The NCMD is promoting your survey saying that "Knowing the demographic of the detecting community will also help the Advisory Committee understand more about detectorists", wow, after TWENTY years of expensive liaison, they only now discover that they need to know this? Astounding. Including their sexual preferences and SKIN colour? But then what about the non-collecting members of the public that the PAS also answers to?

As I said, with covid and a no-deal Brexit, over the next few years, the British economy is going to be in no fit state to support the manner in which the country has been dealing with artefact hunters in the past - Wales in particular. So PASCymru should not be commissioning a survey to see how the old situation has functioned, but be seeking for answers to questions helping decide what to do when funding disappears.
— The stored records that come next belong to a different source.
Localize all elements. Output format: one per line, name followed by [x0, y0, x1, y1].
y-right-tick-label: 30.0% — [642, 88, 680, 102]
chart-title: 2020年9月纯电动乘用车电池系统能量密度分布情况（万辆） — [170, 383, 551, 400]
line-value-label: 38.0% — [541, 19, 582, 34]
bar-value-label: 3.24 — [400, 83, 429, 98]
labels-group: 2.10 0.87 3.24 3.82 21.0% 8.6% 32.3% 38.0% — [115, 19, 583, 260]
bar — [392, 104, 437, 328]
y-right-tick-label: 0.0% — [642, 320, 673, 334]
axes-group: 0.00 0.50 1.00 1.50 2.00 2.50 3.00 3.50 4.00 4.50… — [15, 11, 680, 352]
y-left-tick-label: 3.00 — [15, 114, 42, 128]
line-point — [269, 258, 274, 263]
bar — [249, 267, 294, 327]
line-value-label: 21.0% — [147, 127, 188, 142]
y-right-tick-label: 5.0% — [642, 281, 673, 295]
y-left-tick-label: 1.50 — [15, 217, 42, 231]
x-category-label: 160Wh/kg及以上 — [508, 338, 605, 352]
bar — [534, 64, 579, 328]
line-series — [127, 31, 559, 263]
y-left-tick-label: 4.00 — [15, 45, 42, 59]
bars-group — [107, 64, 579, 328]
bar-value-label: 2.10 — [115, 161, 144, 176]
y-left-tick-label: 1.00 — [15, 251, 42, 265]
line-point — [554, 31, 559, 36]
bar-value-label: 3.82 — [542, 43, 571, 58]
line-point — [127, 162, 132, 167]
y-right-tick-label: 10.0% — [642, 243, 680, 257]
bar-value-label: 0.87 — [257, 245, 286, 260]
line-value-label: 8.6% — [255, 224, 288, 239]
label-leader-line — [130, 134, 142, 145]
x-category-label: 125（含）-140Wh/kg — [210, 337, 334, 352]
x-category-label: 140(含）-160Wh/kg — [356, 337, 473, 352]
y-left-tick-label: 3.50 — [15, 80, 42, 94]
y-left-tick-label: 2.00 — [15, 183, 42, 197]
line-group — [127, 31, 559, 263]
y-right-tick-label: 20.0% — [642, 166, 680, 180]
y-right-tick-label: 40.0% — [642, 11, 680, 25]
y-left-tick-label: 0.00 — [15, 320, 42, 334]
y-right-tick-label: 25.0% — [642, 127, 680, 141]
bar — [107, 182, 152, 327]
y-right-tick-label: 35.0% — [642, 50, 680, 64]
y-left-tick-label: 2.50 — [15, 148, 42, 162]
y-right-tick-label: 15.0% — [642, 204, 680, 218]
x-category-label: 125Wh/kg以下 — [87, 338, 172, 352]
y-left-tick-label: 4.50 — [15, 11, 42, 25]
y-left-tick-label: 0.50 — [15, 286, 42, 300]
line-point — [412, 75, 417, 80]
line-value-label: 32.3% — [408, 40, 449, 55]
So no if you are dealing just with detectorists, you cannot include my thoughts, unless you canvass too a wider range of archaeologists and heritage professionals.

Paul Barford said...

Yeah, hence my point about literacy skills. But if she looks on some forums ("Detecting Wales" is a good place to start) she'll see the cut of the land pretty quickly...

Ranting Ruth said...

Thank you for your feedback. As you say, this survey is to gather the views of detectorists.
We are using other methods, for example interviews with and a survey of heritage professionals: museum staff, archaeological trusts etc.

Paul Barford said...

OK, so please treat this as a voice in that discussion, it was done some time ago when the PASWales was lurching from crisis to crisis, but I stand by most of what was written there: http://paswales.blogspot.com/

Will the report be made public or hidden from the public that pay for it?

Hougenai said...

PAS disappear? After Boris the Builder's recent speech it probably won't be long before they are doing pre development evaluations. All those delays getting newt counters (such as myself) and archaeological surveys will be dispensed with in the name of 'speedy' covid19 recovery. Instead of a professional unit, metal detecting clubs will likely be invited to give sites a 'once over' on the basis of finders keepers, with PAS giving finds advice on a % value basis. (Local shooting clubs also being considered as a means to speedily resolve wildlife problems).